Le profezie scompariranno, il dono delle lingue cesserà e la conoscenza svanirà. Infatti, in modo imperfetto noi conosciamo e in modo imperfetto profetizziamo. Ma quando verrà ciò che è perfetto, quello che è imperfetto scomparirà.  Quand’ero bambino, parlavo da bambino, pensavo da bambino, ragionavo da bambino. Divenuto uomo, ho eliminato ciò che è da bambino. Adesso noi vediamo in modo confuso, come in uno specchio; allora invece vedremo faccia a faccia. Adesso conosco in modo imperfetto, ma allora conoscerò perfettamente, come anch’io sono conosciuto. Ora dunque rimangono queste tre cose: la fede, la speranza e la carità. Ma la più grande di tutte è la carità!

Sono incalcolabili i commenti a queste parole che attraversano i secoli e i cuori. Mi permetto di condividere con voi alcune risonanze, che ho raccolto ascoltando la lezione magistrale tenuta da don Patrizio Rota Scalabrini ai presbiteri riuniti in Assemblea.

L’inno alla carità rappresenta il culmine di una importante riflessione pastorale che l’apostolo Paolo consegna ai cristiani della comunità di Corinto, nell’antica Grecia, sui doni dello Spirito Santo. Dopo averli messi in evidenza e aver indicato alcuni criteri per riconoscerli, accoglierli e donarli per il bene di tutta la comunità, l’apostolo travolge gli argini delle considerazioni ponderate, per innalzare davanti ai cuori dei cristiani le parole delicate e potenti dell’inno alla carità.

Spesso, si preferisce sostituire alla parola carità, la parola amore, in nome della deformazione che la carità ha subito, identificandola alla fine con l’elemosina. Ma è proprio questo termine che rivela l’originalità della rivelazione di Dio che dilata il cuore e la meraviglia dell’amore. La carità infatti consiste nell’amore di Dio stesso che si fa dono nella persona di Gesù e ci viene comunicato per opera dello Spirito Santo.

L’amore, che è certamente passione, amicizia, intimità e condivisione di vita, ma anche scelta e quotidiana virtù, diventa dono sempre più grande e perenne, nella misura in cui accoglie l’amore di Dio, la carità.

E’ un dono che risponde a due desideri profondi. Innanzitutto il desiderio di stabilità, eternità, permanenza. Desideriamo costruire qualcosa che resti nel tempo, che non sia consumato, che vinca la precarietà, l’incertezza, l’inconsistenza … La carità rimane in eterno. Tutto passa: ciò che resta è ispirato dalla carità. La carità non avrà mai fine.

La carità corrisponde poi anche al desiderio di potere: la carità può tutto. Tutto scusa, tutto crede, tutto spera, tutto sopporta. Si tratta di un potere che non schiaccia, ma libera: la carità libera l’amore.

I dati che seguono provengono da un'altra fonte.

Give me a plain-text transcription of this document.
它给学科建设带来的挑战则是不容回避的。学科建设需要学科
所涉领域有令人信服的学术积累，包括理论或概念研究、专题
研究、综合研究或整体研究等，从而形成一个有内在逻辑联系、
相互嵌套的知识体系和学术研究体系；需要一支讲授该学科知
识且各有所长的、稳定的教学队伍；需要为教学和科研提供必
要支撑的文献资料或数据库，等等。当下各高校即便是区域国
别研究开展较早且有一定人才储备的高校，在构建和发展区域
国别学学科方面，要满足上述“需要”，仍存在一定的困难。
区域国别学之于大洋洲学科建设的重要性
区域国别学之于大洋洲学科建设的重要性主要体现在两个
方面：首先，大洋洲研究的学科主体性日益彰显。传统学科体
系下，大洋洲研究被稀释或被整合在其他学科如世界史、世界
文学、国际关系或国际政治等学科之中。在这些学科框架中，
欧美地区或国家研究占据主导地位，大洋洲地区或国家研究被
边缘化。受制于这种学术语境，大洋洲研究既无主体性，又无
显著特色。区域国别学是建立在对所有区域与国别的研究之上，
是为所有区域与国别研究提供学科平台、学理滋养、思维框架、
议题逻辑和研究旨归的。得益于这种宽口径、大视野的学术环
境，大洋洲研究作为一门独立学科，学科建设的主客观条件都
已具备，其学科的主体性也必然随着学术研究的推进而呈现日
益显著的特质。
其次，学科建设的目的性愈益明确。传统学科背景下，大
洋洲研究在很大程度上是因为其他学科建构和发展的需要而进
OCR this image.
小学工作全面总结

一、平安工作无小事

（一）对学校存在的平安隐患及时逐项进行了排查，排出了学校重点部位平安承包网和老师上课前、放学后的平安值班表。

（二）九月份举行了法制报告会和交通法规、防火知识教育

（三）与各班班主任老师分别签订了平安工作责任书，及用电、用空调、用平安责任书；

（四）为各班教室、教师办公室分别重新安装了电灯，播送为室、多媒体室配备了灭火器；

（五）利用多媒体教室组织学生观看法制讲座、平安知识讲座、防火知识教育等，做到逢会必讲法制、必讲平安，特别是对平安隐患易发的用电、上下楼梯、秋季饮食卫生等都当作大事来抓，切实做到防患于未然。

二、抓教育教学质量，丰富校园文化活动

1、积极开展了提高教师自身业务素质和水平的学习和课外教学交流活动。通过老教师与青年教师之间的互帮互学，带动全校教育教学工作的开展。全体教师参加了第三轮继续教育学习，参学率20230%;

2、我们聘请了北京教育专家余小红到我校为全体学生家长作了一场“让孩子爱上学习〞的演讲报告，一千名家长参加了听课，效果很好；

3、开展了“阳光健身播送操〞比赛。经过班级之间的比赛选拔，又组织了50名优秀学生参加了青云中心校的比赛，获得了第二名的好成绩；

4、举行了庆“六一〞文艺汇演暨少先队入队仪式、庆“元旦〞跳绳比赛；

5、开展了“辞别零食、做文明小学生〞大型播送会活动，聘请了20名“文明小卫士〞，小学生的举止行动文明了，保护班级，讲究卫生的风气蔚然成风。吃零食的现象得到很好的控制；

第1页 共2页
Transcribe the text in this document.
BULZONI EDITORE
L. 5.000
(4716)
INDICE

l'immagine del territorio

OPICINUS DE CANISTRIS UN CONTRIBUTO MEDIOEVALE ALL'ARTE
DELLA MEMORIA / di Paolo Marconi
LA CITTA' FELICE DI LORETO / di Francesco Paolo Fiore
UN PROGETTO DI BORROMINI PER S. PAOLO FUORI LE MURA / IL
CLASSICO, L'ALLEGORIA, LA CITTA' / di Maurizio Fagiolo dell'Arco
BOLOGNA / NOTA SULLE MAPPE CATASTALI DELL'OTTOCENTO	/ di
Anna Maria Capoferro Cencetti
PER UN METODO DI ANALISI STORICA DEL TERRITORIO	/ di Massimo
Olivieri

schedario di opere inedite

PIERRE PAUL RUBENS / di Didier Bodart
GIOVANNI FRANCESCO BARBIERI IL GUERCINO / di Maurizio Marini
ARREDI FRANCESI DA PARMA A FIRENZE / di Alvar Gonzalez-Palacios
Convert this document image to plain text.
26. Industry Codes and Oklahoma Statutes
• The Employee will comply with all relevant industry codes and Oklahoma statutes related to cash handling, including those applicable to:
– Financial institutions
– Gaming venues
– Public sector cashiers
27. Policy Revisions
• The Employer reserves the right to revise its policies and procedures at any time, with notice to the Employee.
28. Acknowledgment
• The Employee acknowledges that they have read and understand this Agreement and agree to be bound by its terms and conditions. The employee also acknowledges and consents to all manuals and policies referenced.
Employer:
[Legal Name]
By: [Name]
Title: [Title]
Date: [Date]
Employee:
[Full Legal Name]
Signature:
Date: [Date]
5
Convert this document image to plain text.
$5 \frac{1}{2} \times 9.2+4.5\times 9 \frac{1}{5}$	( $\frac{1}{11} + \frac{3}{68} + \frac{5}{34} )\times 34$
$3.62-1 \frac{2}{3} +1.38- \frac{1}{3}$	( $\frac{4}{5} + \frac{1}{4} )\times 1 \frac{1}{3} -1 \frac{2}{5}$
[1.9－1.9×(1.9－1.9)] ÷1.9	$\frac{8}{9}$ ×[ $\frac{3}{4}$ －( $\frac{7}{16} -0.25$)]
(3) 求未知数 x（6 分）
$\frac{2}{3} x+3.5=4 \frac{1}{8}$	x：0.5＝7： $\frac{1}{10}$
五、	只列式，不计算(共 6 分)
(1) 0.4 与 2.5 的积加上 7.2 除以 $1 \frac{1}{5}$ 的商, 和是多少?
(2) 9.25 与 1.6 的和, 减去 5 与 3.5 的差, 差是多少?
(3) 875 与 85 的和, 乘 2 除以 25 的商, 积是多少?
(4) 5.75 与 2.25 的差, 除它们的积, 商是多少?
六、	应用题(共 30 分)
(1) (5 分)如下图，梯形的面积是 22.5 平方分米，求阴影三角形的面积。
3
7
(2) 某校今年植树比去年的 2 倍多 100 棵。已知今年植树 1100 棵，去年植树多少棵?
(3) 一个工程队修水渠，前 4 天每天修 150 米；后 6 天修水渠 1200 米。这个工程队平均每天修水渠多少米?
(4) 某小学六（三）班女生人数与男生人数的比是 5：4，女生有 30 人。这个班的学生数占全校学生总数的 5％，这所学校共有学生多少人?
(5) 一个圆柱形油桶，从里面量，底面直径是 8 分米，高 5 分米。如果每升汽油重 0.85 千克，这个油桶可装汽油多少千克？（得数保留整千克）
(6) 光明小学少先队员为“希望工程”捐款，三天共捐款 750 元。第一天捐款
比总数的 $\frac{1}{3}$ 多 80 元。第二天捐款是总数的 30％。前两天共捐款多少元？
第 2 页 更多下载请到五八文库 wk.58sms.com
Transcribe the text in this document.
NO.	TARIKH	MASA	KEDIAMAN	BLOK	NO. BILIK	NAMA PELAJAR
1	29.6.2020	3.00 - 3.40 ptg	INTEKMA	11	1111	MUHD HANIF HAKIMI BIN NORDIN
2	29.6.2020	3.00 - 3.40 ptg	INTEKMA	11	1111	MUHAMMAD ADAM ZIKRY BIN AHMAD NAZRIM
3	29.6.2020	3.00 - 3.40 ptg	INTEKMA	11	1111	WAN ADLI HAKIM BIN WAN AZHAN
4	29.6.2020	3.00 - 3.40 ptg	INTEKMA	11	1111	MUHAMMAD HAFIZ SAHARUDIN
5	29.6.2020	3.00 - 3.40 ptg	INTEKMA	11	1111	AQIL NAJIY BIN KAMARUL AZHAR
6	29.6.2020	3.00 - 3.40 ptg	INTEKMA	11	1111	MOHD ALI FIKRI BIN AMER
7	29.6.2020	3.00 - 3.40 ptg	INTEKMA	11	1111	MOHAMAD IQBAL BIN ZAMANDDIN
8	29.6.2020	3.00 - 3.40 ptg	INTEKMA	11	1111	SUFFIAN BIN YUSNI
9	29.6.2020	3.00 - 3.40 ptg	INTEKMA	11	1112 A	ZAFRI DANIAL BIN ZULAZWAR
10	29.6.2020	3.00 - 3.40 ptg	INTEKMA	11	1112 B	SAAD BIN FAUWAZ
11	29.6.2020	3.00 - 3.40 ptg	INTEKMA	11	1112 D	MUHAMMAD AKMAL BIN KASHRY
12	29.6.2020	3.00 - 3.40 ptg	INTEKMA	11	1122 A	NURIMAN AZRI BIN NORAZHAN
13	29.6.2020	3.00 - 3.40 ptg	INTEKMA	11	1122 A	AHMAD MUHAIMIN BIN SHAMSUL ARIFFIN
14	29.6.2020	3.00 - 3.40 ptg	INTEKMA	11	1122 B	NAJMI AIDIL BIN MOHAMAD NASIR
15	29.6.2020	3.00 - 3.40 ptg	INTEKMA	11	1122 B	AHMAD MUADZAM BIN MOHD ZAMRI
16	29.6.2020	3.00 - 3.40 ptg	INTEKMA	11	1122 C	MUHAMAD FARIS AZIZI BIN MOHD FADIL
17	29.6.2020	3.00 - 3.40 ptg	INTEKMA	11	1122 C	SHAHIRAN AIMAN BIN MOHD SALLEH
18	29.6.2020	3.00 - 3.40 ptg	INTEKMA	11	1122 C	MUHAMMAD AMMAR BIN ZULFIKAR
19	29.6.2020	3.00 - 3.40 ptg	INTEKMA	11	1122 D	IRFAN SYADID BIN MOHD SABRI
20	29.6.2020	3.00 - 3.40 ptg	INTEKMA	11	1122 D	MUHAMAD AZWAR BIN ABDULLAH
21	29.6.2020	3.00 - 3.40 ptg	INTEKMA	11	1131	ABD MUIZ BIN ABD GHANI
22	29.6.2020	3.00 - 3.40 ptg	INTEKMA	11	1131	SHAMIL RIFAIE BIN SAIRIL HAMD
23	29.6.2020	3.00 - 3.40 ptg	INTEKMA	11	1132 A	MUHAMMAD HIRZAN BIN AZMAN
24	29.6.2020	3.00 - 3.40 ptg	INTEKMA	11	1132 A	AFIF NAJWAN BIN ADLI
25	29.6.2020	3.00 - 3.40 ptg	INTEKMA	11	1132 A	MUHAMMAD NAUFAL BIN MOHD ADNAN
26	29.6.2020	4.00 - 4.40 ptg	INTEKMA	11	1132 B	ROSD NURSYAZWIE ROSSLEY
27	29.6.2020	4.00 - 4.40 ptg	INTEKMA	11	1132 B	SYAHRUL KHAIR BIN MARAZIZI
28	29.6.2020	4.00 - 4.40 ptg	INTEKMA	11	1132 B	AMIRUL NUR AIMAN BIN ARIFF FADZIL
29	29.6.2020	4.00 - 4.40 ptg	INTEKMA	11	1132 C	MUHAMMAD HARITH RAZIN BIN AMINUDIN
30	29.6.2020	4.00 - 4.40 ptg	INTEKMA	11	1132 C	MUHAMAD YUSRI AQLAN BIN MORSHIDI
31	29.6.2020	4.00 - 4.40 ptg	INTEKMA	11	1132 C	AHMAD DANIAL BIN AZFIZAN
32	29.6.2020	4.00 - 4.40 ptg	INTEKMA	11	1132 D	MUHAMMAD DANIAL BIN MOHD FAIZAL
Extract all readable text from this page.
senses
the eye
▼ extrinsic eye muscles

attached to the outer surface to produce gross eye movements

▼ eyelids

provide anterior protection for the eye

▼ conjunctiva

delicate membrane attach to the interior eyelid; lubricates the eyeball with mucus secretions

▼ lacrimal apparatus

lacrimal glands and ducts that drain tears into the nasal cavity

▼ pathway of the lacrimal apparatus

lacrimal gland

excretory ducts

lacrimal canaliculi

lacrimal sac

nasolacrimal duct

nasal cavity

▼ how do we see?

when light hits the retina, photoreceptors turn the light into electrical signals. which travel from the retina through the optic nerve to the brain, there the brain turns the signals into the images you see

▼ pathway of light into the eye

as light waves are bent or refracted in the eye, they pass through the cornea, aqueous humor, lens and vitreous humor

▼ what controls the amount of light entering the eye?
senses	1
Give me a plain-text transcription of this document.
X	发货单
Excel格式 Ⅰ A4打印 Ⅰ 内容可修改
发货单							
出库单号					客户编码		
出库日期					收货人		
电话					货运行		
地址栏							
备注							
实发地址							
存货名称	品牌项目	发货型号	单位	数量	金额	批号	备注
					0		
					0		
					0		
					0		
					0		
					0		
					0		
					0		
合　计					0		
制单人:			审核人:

Non facciamo fatica a intravedere in queste parole non solo la speranza di ogni famiglia, ma anche la via da percorrere perché la speranza possa assumere la forma della vita familiare. Potremo servire la vita della famiglia e in famiglia, se desideriamo e accogliamo il dono di Dio che è carità, che è Cristo stesso: la carità di Dio.

 

Alcuni criteri pastorali

Desidero ora riproporvi i criteri che avevo indicato nella Lettera dello scorso anno, tentando di applicarli alla vita familiare

IL VISSUTO DA NON SPRECARE: UN ENORME PATRIMONIO

Se ci siamo proposti di non sprecare i vissuti dolorosi e solidali sperimentati durante la pandemia, tanto più non vorremmo disperdere la ricchezza dei vissuti familiari: mentre piangiamo quello e soprattutto quelli che abbiamo perduto, riconosciamo il patrimonio accumulato in ciò che abbiamo donato e ricevuto in quei mesi.

La caratteristica di questo patrimonio non consiste negli eventi straordinari, luminosi o dolorosi, che contrassegnano la vita di quasi tutte le famiglie. Si tratta piuttosto di riconoscere la ricchezza della vita quotidiana, con i gesti, le parole, i sentimenti e le convinzioni che la caratterizzano e spesso si ripetono ogni giorno, senza che ce ne accorgiamo.

Mi piacerebbe che le nostre parrocchie, tutt’altro che estranee a questa dimensione quotidiana della vita, fossero sempre più capaci di riconoscere questo patrimonio familiare e soprattutto di riconoscervi la presenza e l’azione di Dio, del Signore Crocifisso e Risorto, del suo Spirito.

Questo sguardo illuminato e simpatico, alimenta la meraviglia, la riconoscenza, la speranza, spesso mescolate alla sofferenza, alla passione, alla preghiera, alla consapevolezza della necessità di darci una mano gli uni gli altri, non solo nei momenti eccezionali, ma nella realtà ordinaria.

NULLA POSSIAMO DARE PER SCONTATO

La pandemia ha rivelato non solo la nostra fragilità, ma continua ad alimentare una diffusa incertezza e precarietà. Se questi sentimenti rischiano di nutrire forme di depressione personale e sociale, di vitalismo incontrollato e a volte violento, di risentimento e rabbia, da cristiani vogliamo interpretare la fragilità come occasione propizia per rinnovare la consapevolezza del senso delle cose.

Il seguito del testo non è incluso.